Menu
in ,

Empat Tingkatan Pengembangan CRM dan BI di DJP

Pengembangan CRM dan BI

FOTO: IST

Pajak.com, Jakarta – Direktur Data dan Informasi Perpajakan Direktorat Jenderal Pajak (DJP) Dasto Ledyanto menuturkan, pengembangan Compliance Risk Management (CRM) dan Business Intelligence (BI) merupakan sistem yang sangat diperlukan untuk menjawab kompleksitas kebutuhan DJP sekaligus demi meningkatkan kepatuhan dan layanan kepada Wajib Pajak. Saat ini DJP telah mengembangkan CRM untuk berbagai fungsi, meliputi ekstensifikasi, pengawasan dan pemeriksaan, penagihan, transfer pricing, edukasi perpajakan, penilaian, penegakan hukum, pelayanan, dan keberatan. DJP pun telah melewati empat tingkatan dalam pengembangan CRM dan BI.

Sekilas mengulas, apa itu CRM? Berdasarkan Surat Edaran (SE) Dirjen Pajak Nomor SE-24/PJ/2019, CRM sebagai proses pengelolaan risiko kepatuhan Wajib Pajak secara menyeluruh yang mencakup identifikasi, pemetaan, dan mitigasi atas risiko kepatuhan Wajib Pajak serta evaluasinya. Apa itu BI? BI merupakan teknik yang menggabungkan arsitektur, perangkat teknologi informasi, dan basis data untuk pengumpulan, penyimpanan, pengelolaan data, dan manajemen pengetahuan dengan perangkat analisis data dalam rangka penyajian informasi yang bermanfaat bagi perencana dan pengambil keputusan.

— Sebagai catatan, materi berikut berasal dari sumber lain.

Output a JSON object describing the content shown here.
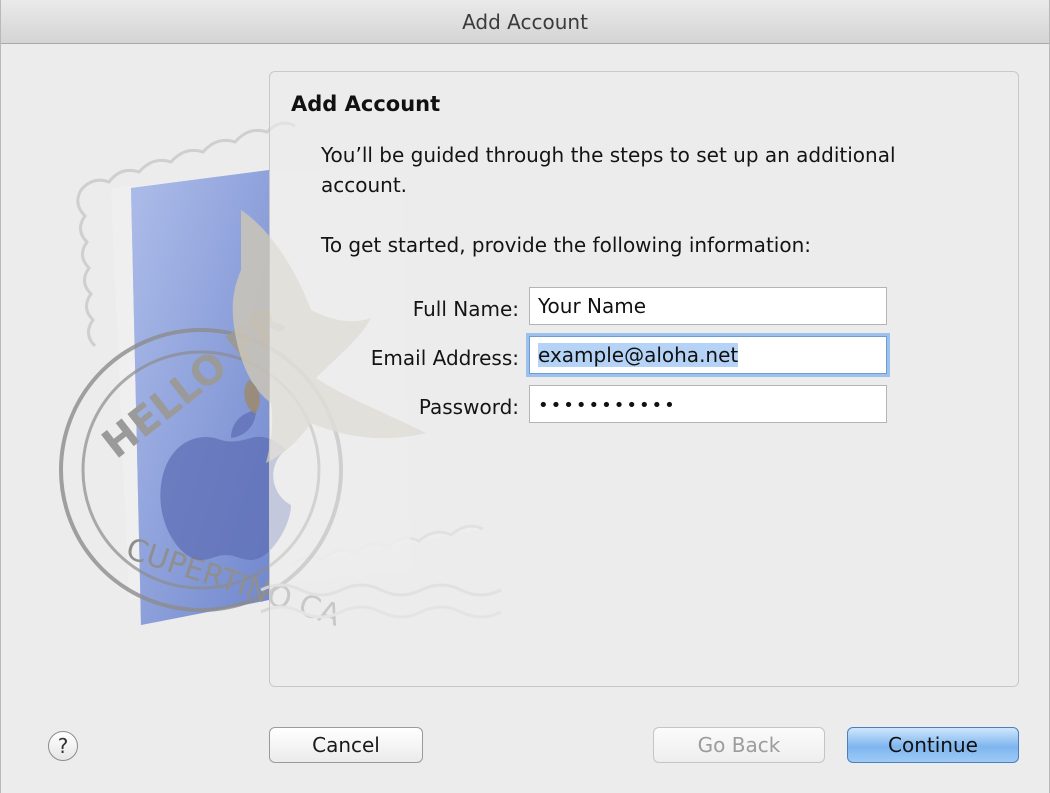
{
  "window": {
    "title": "Add Account"
  },
  "panel": {
    "heading": "Add Account",
    "intro": "You’ll be guided through the steps to set up an additional account.",
    "prompt": "To get started, provide the following information:"
  },
  "form": {
    "full_name": {
      "label": "Full Name:",
      "value": "Your Name"
    },
    "email": {
      "label": "Email Address:",
      "value": "example@aloha.net"
    },
    "password": {
      "label": "Password:",
      "value": "•••••••••••"
    }
  },
  "stamp": {
    "postmark_top": "HELLO FR",
    "postmark_bottom": "CUPERTINO CA"
  },
  "buttons": {
    "help": "?",
    "cancel": "Cancel",
    "go_back": "Go Back",
    "continue": "Continue"
  },
  "colors": {
    "focus_ring": "#9cc1ec",
    "primary_button": "#7fb6ef",
    "stamp_blue": "#8aa0dc"
  }
}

“Pengembangan CRM dan BI dilakukan sejalan dengan perkembangan teknologi dan informasi. Tantangannya, tentu kebutuhan yang sangat kompleks. Bagaimana kita menyederhanakan kebutuhan itu, tapi goals tetap dapat tercapai dan terukur,” kata Dasto dalam acara bertajuk Bedah Buku CRM BI-Langkah Awal Menuju Data Driven Organization, yang digelar secara virtual, pada (28/7).

Ia memastikan, pengembangan CRM dan BI bertujuan agar DJP dapat menjadi data driven organization. Namun, untuk mencapai tujuan itu, DJP perlu melalui beberapa fase, karena pengelolaan big data analytics secara teoritis memiliki empat tingkatan.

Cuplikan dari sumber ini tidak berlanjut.